La Dolce Vita: life was indeed beautiful.
***
And then the skies caved in. It was the icy winter of ‘09. Oh the drama! The bit in a bestseller which nails readers to their seats and makes all other literary agents green with envy for not having seen the author’s potential.
It started with the green shoots.
“Green shoots? There is no green, we’re like pigs in a shitty swamp!” I explained to the fickle public.
But gone were the heady summer days of redundant bankers staggering from glass towers to their Porsches with cardboard boxes that wouldn’t fit in the boot.
“We are still in the throes of a quadruple recession. 10.9% of you will lose your jobs this afternoon. 25.8% of you will be homeless next month. And there’s a 24.5% chance that you won’t even be able to shop in Waitrose this time next year!”
I tried to convince the masses. But nothing worked for me, the calls dried up.
I had predicted everything in the past decade but failed to imagine that CDOs could simply stop being sexy.
I should have known it would all unravel from there.
The devil crept up on me with his side parting, lop-sided glasses and braces. Eric the Eurozone Maverick. I watched as he took my place next to Peston on the Beeb, as he stole my column in the Guardian. Even Lorraine interviewed him. How I grimaced as he patronisingly tried to convince the masses that a Greek exit became interesting if he called it a Grexit.
And then Pegatha left me.
There was no “It’s not you, it’s me.” She didn’t still “love me but was no longer in love with me.” It was a simple “You’re just not the economist I hoped you’d be.” And that was the last time she addressed my hairline and turned her back on our favoured library table.
Shortly afterwards Eric the Eurozone Maverick appeared on CNN with a cold sore on the top right-hand side of his mouth.
I now spend my time fantasising about things turning around, about the glory days of unemployment, stagnation, depression, food banks, house repossessions ...

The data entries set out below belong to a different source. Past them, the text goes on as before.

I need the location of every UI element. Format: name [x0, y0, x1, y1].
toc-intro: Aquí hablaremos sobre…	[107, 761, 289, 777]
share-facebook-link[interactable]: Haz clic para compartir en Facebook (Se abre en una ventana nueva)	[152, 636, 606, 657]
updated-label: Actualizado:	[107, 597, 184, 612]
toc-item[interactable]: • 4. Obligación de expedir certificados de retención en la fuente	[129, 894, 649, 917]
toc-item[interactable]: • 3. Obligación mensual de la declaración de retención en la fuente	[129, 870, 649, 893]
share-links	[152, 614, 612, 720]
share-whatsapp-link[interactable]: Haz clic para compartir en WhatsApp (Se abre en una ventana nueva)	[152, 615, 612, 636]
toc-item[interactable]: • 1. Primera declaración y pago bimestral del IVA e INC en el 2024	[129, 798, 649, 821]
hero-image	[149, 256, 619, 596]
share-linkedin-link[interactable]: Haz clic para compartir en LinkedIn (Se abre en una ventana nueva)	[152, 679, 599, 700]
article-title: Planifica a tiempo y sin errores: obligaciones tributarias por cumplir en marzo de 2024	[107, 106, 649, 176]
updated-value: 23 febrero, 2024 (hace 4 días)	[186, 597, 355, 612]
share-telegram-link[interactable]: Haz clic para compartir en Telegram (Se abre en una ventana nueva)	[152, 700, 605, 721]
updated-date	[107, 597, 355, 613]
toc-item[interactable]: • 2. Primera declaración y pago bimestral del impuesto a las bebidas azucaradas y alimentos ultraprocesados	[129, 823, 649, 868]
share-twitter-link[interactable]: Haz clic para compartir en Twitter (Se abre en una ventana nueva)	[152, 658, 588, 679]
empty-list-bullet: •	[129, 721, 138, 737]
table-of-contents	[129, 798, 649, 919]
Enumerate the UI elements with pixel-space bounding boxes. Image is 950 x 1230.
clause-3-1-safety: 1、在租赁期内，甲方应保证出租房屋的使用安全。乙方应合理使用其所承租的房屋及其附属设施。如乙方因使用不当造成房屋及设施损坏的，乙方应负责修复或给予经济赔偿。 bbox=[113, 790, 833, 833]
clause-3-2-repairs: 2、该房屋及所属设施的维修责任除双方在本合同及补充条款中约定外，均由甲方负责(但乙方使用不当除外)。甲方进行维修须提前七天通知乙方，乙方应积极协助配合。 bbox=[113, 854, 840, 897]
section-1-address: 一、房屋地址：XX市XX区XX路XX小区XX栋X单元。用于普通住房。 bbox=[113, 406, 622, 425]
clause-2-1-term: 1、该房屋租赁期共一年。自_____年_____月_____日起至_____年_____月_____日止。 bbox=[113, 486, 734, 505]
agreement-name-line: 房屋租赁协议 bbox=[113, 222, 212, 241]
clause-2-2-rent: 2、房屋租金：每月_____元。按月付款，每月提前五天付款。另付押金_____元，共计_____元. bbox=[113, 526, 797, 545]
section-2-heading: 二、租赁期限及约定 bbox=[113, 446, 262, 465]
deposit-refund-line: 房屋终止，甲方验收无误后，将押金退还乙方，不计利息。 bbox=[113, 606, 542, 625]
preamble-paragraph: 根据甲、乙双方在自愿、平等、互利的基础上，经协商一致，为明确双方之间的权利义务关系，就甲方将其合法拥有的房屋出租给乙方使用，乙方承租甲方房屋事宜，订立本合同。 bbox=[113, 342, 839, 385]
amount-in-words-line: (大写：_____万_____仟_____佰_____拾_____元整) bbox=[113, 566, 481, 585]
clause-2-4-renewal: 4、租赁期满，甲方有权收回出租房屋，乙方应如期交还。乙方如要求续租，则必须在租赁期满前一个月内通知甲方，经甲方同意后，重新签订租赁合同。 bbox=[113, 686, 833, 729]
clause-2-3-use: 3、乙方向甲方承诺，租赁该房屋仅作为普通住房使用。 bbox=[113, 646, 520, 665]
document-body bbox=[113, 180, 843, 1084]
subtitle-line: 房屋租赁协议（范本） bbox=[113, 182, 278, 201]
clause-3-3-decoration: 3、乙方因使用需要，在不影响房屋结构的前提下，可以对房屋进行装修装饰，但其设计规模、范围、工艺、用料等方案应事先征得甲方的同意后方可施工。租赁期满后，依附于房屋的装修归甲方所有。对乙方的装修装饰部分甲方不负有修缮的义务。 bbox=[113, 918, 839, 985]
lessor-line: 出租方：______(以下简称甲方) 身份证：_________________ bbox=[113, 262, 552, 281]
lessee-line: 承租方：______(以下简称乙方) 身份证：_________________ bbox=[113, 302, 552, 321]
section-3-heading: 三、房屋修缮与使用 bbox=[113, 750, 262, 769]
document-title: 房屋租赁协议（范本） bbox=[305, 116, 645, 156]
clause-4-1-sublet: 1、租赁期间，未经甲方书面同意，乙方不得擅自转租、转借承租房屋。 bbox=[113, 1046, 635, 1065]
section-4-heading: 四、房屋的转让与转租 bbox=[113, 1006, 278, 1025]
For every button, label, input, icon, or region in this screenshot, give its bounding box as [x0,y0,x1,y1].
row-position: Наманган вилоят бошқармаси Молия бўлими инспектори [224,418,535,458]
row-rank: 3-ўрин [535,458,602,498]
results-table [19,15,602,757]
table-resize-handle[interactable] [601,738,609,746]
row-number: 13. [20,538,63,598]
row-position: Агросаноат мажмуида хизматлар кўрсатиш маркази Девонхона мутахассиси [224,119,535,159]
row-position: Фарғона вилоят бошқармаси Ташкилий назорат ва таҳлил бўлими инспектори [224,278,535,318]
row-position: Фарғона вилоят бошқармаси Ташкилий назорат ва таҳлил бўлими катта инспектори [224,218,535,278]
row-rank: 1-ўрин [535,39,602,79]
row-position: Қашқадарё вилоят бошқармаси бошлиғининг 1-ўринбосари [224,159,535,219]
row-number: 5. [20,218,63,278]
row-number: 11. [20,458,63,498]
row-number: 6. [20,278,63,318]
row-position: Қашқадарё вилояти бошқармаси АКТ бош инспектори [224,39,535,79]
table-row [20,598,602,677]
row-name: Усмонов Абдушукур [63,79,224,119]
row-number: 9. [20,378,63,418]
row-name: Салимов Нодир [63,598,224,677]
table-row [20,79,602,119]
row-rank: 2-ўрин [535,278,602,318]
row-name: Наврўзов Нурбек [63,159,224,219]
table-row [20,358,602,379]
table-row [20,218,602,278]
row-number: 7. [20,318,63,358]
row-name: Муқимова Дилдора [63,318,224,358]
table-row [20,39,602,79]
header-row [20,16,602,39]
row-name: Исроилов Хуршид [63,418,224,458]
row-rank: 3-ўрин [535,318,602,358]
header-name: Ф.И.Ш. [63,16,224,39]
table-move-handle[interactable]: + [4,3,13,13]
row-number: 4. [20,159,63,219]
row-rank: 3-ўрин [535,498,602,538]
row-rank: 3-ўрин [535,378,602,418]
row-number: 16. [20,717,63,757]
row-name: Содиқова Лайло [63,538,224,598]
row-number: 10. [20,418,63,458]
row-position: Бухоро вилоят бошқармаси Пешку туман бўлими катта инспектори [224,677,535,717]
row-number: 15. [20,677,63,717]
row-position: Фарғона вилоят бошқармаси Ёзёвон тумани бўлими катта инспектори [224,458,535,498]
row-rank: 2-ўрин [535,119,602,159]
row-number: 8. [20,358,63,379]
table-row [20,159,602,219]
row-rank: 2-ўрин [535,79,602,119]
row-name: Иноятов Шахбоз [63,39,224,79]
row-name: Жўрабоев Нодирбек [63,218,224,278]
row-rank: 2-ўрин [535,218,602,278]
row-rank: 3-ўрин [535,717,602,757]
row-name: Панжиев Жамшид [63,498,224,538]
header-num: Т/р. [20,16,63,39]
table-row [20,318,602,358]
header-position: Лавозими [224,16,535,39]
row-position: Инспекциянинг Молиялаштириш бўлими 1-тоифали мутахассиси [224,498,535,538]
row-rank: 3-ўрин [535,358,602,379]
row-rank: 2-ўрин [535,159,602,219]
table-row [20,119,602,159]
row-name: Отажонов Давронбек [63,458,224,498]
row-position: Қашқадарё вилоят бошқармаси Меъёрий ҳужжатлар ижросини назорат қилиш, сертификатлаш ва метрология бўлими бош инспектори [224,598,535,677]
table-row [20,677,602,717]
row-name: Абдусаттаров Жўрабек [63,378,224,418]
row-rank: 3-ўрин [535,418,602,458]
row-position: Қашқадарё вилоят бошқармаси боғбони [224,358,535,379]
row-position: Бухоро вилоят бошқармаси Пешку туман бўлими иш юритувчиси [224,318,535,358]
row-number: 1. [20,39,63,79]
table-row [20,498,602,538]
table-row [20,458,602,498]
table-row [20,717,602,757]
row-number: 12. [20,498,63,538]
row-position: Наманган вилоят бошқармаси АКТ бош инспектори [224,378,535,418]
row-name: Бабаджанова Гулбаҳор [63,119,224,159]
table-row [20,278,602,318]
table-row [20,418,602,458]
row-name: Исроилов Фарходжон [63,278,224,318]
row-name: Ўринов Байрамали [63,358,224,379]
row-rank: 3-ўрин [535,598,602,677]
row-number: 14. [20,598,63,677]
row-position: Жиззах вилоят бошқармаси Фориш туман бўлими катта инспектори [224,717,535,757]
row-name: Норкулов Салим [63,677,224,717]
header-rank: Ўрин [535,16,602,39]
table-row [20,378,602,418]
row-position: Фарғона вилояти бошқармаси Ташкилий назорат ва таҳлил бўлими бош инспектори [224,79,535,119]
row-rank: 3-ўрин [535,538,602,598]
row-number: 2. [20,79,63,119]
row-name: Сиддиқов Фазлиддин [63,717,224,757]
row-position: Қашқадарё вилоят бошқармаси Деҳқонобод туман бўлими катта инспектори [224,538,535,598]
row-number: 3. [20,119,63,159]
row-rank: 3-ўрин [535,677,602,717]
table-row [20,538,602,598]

Oh, you get the picture? OK, well that’s it really, my memoirs in a nutshell. All of the other avenues seem to have dried up, you know, presenting Countdown, going down the workout DVD route or perhaps I’m a Celebrity. And sadly it’s not the right season for Christmas lights.
But my memoirs … well, someone said I should come and pitch the idea to you. And if my base case predictions are correct then with a bit of luck the UK will be in the darkest of depressions by 2022. It will be truly awful and give us plenty of material for Volume 2. I can feel my dimples showing, hang on, I might take a quick selfie. This is exactly the look I imagine we’ll use for the book cover.